A SQLFlow prediction statement consists of select, evaluate, and into clauses.

SELECT select_expr [, select_expr ...]
FROM table_references
  [WHERE where_condition]
  [LIMIT row_count]
TO EVALUATE model_table_reference
[WITH
  attr_expr [, attr_expr ...]]
INTO evaluate_result_table;

The SELECT statement before TO EVALUATE must generate the same data schema as that used in training. Please be aware that, by the machine learning theory, you are not supposed to use the training dataset for evaluation. If you do that, you are likely to see a very good evaluation result, which indeed, doesn't tell much useful information. Please write a SELECT statement as the prefix that generates different dataset but have the same schema.

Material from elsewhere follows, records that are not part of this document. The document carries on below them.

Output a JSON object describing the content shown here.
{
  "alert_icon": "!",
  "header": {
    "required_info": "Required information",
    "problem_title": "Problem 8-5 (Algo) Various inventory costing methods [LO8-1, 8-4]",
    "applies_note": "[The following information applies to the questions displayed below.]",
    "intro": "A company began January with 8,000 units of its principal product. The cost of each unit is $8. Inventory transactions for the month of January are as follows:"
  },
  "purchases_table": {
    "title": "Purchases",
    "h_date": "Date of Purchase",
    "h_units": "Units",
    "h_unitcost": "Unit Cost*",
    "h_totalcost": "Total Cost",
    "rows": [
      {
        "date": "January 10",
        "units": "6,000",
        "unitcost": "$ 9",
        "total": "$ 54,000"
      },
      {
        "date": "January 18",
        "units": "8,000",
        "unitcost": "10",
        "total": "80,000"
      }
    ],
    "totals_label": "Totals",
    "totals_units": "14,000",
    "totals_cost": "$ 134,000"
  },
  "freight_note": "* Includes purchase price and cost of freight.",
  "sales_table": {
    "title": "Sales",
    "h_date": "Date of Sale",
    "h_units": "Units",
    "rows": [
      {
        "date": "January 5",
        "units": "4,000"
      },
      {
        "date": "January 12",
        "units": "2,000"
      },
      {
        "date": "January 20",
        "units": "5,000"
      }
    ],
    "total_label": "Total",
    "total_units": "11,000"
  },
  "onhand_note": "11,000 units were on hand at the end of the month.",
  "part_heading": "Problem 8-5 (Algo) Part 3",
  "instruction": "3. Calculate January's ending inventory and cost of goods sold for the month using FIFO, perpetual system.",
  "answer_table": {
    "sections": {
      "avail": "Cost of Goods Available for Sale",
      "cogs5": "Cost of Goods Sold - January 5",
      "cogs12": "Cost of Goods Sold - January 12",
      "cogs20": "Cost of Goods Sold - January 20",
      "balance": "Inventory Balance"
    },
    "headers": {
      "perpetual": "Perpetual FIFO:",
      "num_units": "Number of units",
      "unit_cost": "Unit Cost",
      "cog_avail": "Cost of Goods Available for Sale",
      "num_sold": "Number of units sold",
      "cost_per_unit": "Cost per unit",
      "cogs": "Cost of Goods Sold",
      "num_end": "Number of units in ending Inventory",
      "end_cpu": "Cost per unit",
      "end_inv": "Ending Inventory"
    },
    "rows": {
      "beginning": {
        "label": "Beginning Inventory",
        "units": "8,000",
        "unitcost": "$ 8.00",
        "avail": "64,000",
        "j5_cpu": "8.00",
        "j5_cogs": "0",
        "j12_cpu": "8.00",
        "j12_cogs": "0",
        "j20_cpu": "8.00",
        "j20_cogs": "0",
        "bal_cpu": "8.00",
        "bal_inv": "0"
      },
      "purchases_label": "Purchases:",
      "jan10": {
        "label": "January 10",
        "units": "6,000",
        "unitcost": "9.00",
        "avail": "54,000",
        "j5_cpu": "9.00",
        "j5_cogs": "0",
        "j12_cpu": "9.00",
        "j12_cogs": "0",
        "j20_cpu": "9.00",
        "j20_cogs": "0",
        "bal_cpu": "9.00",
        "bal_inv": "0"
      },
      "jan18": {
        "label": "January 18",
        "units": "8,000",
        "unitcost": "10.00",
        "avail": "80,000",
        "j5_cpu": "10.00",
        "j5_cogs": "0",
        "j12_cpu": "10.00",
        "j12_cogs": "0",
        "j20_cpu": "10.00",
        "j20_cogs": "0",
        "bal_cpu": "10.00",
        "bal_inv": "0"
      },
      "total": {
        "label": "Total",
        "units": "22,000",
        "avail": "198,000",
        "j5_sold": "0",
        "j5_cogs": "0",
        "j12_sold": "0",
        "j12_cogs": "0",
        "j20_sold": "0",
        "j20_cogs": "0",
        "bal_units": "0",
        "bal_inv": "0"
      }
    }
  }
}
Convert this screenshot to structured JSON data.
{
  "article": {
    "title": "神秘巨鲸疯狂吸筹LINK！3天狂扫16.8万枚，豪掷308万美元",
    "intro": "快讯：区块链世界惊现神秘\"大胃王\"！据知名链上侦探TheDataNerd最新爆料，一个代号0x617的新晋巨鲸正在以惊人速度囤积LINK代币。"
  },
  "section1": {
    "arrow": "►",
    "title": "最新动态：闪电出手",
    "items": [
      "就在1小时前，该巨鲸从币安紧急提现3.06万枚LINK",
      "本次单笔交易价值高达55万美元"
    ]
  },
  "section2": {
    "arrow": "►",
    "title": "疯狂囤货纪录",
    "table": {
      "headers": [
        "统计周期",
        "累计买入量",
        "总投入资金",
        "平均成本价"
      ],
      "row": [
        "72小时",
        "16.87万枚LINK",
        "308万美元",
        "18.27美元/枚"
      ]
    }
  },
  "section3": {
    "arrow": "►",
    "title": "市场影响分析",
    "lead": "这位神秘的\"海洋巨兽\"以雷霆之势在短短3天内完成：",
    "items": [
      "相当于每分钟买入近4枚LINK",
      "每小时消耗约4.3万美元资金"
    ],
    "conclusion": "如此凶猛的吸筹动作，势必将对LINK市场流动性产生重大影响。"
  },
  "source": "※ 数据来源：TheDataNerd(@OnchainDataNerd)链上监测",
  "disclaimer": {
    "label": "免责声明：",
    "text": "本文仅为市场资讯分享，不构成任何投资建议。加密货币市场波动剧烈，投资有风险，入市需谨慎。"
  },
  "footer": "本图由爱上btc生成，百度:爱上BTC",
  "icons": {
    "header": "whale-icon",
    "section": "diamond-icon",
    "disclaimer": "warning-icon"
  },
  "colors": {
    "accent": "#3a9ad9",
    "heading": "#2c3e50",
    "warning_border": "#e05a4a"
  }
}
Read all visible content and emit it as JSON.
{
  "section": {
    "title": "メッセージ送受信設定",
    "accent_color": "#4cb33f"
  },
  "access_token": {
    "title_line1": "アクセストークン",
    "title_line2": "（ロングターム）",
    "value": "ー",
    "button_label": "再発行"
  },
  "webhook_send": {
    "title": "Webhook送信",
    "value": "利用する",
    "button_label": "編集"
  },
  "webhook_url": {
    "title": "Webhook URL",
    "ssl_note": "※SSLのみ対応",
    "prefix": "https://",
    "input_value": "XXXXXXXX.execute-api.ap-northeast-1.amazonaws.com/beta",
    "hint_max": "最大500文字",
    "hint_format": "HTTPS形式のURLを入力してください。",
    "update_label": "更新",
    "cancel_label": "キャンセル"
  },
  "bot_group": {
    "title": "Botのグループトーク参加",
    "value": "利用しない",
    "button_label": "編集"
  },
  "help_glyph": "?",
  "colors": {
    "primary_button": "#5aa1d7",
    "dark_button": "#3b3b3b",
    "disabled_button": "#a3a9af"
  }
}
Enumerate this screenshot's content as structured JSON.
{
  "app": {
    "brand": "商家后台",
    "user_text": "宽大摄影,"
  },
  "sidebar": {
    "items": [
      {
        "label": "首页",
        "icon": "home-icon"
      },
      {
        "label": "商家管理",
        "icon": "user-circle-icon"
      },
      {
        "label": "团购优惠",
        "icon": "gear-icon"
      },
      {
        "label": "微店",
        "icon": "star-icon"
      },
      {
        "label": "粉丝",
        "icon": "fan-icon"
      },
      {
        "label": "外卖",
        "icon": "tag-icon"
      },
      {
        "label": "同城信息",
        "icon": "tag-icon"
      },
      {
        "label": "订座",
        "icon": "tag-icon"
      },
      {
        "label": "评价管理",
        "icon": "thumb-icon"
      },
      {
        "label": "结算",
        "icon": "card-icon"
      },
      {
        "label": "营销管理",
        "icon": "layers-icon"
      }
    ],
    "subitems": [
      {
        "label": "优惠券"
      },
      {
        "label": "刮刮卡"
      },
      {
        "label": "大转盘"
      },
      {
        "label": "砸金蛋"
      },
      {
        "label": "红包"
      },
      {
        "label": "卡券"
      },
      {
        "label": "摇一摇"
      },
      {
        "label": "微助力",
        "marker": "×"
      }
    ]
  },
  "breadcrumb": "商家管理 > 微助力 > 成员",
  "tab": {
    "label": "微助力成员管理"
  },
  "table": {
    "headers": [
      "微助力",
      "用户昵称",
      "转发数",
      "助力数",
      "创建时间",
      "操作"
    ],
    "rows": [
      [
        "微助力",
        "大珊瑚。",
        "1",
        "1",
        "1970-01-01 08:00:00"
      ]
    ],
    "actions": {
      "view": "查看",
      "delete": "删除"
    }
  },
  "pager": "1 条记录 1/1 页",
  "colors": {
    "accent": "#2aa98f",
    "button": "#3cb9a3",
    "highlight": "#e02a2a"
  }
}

The INTO clause names the table for saving evaluation results, which, in this example, is evaluate_result_table.

Evaluate and Into Clause

The TO EVALUATE clause specifies the model to evaluate, what metrics will be used for evaluation, and which table will be used to save the result.

TO EVALUATE model_table_reference
[WITH
  attr_expr [, attr_expr ...]]
INTO evaluate_result_table;
  • model_table_reference indicates that this model will be used to do the evaluation. The result metrics can show the performance of this model when using this model to predict "new" data.
  • attr_expr sets attributes when doing evaluation. You can set validation.metrics to indicate which metrics will be outputed to the result table, e.g. validation.metrics="Accuracy,AUC", you can find more supported metric names for Keras models here and XGBoost models here.
  • evaluate_result_table is the result table that stores the evaluation results.

Models

SQLFlow supports various TensorFlow pre-made estimators, Keras customized models, and XGBoost models. A full supported parameter list is under active construction, for now, please refer to the tutorial for example usage.